Contributor: Bryan Heiderscheit     Category: Running Form, Training

I often hear from runners that they avoid regularly stretching or strength training because they’d rather spend the time running. Who wouldn’t? Once daily work, family and general life demands are completed, there are only a few precious minutes left to exercise. What better way to use that time than lacing up the shoes and hitting the road. While this approach can lead to short term satisfaction, it jeopardizes long term success.

It’s important to make sure that your body can tolerate the demands that running will place on it. This means that you shouldn’t ignore those tight hip flexor muscles or weak calf muscles unless you’re willing to face the consequences of injury and time away from running. While it’s seemingly impossible to prevent all running-related injuries, regular stretching and strengthening exercises to key areas can go a long way toward keeping you healthy.

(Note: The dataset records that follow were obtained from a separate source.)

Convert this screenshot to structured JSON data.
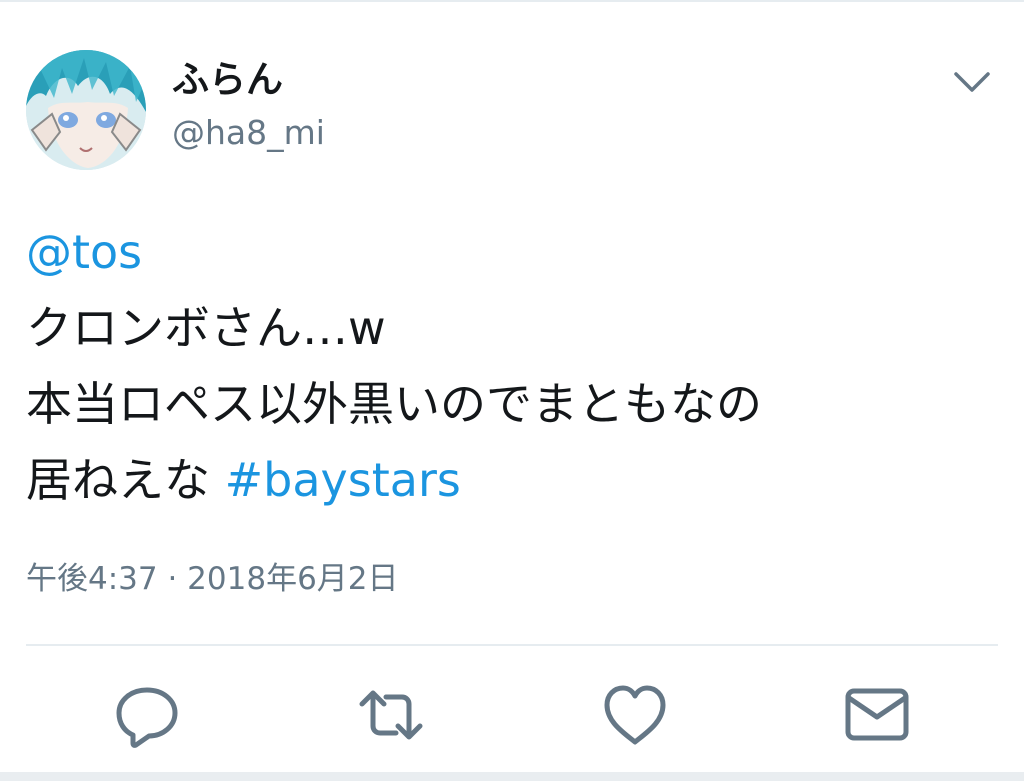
{
  "tweet": {
    "author": {
      "display_name": "ふらん",
      "handle": "@ha8_mi",
      "avatar": "anime-avatar"
    },
    "text_lines": [
      [
        {
          "text": "@tos",
          "link": true
        }
      ],
      [
        {
          "text": "クロンボさん…w",
          "link": false
        }
      ],
      [
        {
          "text": "本当ロペス以外黒いのでまともなの",
          "link": false
        }
      ],
      [
        {
          "text": "居ねえな ",
          "link": false
        },
        {
          "text": "#baystars",
          "link": true
        }
      ]
    ],
    "timestamp": "午後4:37 · 2018年6月2日"
  },
  "actions": [
    {
      "name": "reply",
      "icon": "reply-icon"
    },
    {
      "name": "retweet",
      "icon": "retweet-icon"
    },
    {
      "name": "like",
      "icon": "heart-icon"
    },
    {
      "name": "message",
      "icon": "envelope-icon"
    }
  ],
  "colors": {
    "link": "#1b95e0",
    "text": "#14171a",
    "secondary": "#657786",
    "icon": "#657786",
    "divider": "#e6ecf0"
  }
}
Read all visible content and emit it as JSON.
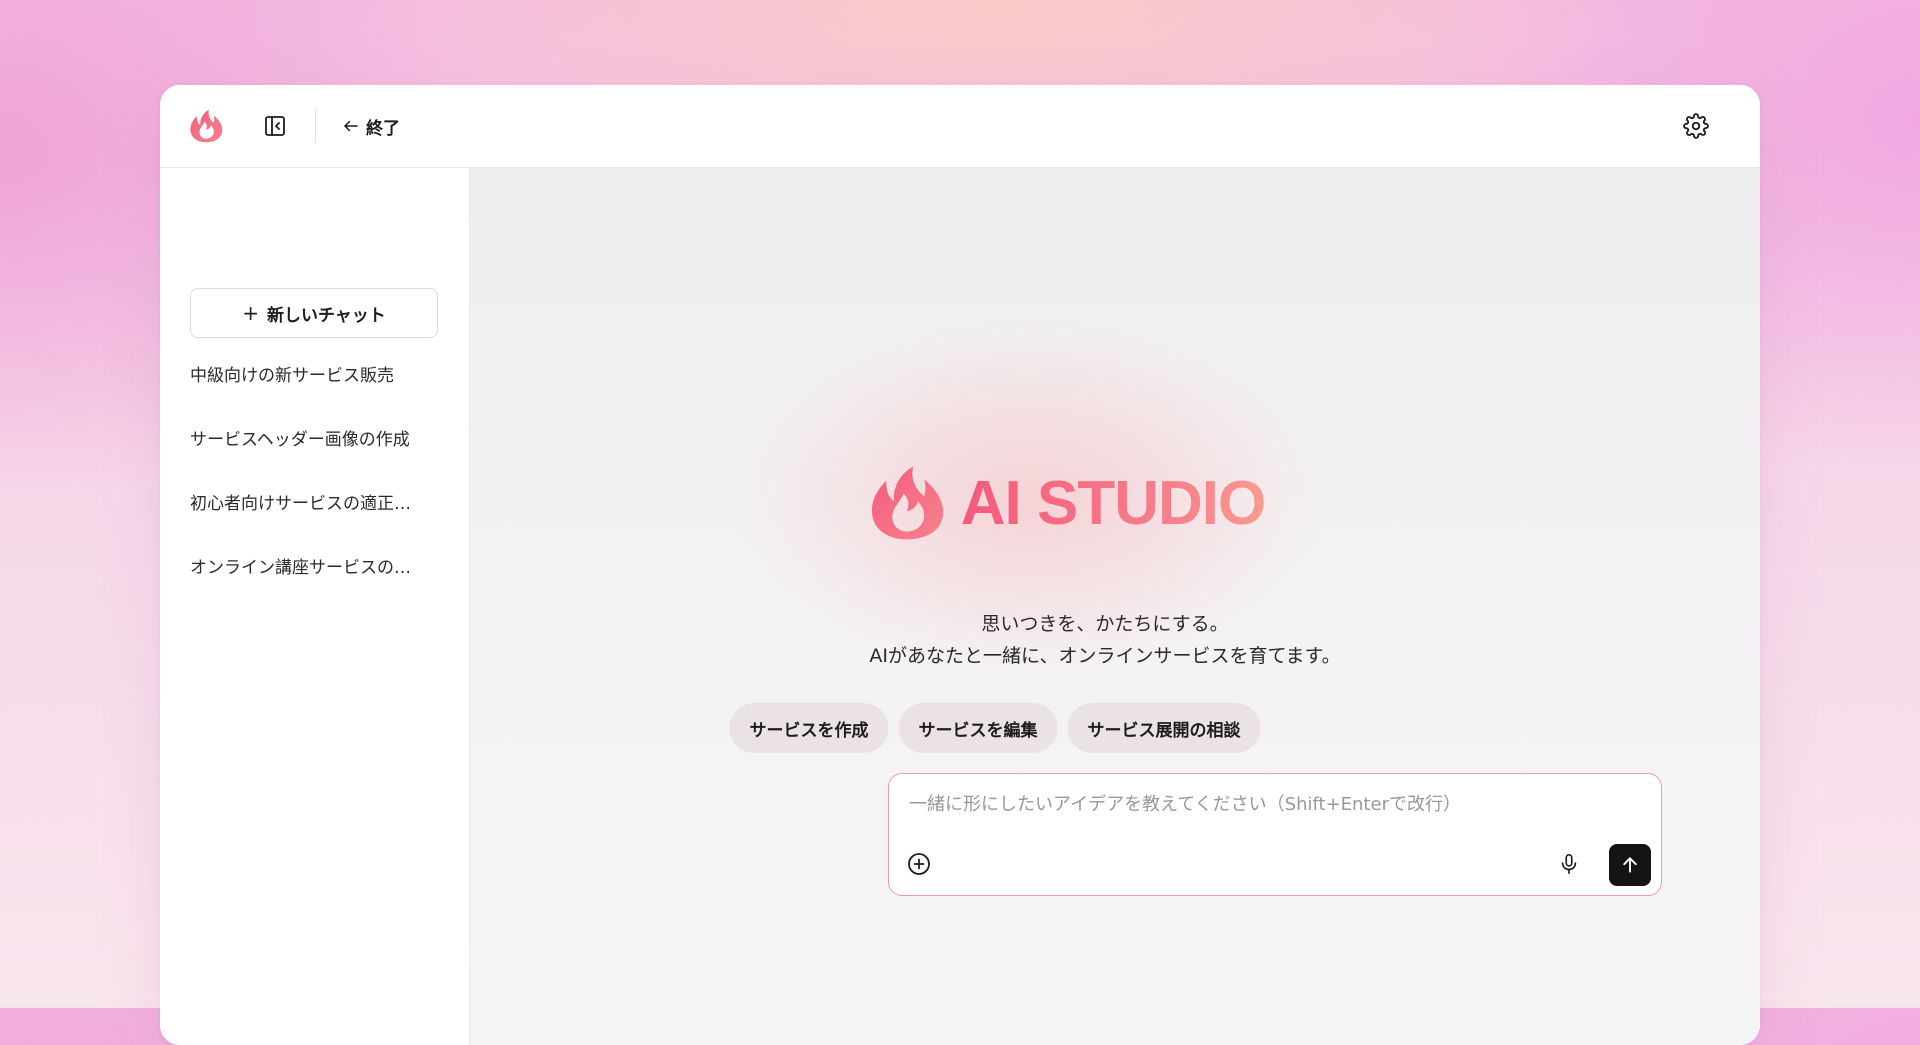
{
  "topbar": {
    "exit_label": "終了",
    "icons": {
      "logo": "flame-logo",
      "sidebar_toggle": "sidebar-collapse-icon",
      "back": "arrow-left-icon",
      "settings": "gear-icon"
    }
  },
  "sidebar": {
    "new_chat_label": "新しいチャット",
    "history": [
      "中級向けの新サービス販売",
      "サービスヘッダー画像の作成",
      "初心者向けサービスの適正…",
      "オンライン講座サービスの…"
    ]
  },
  "main": {
    "brand_name": "AI STUDIO",
    "tagline_line1": "思いつきを、かたちにする。",
    "tagline_line2": "AIがあなたと一緒に、オンラインサービスを育てます。",
    "suggestions": [
      "サービスを作成",
      "サービスを編集",
      "サービス展開の相談"
    ],
    "composer": {
      "placeholder": "一緒に形にしたいアイデアを教えてください（Shift+Enterで改行）",
      "value": "",
      "icons": {
        "attach": "plus-circle-icon",
        "mic": "microphone-icon",
        "send": "arrow-up-icon"
      }
    }
  },
  "colors": {
    "brand_gradient_start": "#f35a7a",
    "brand_gradient_end": "#f99a8e",
    "composer_border": "#f19aa8",
    "send_button": "#141416",
    "chip_background": "#ebe2e3"
  }
}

Here are 5 exercises to target common areas of need that won’t require a gym membership or an extra hour in your day.

Hip Flexor Stretch

This stretch can be done anywhere (such as waiting in line for your morning coffee) and will help alleviate knee, hip and low back pain. Stand as shown with the front foot a step length ahead of the back foot. Keeping both feet pointed straight ahead, shift your weight forward toward the front foot by bending your knee. Keeping your back knee straight, squeeze your glutes and perform a posterior pelvic tilt (i.e., tuck your tail) without moving your back. You should feel the stretch in front of your hip in the back leg. Hold this position for 30 seconds and do this stretch frequently throughout the day.

Heel Raises

Although the calf muscles are a primary running muscle, regular running is not enough to prevent age-associated weakness and changes in elasticity. Those of you over the age of 35 that have experienced a calf strain, Achilles tendinopathy or plantar fasciitis can attest to this. Ending each run with  single-leg heel raises off of a step can help reduce injury risk and maintain calf muscle power production necessary to run well. Each repetition should be done quickly, completing the full up-and-down movement within 1 second. Start with 20 on each side and build up to 40-60.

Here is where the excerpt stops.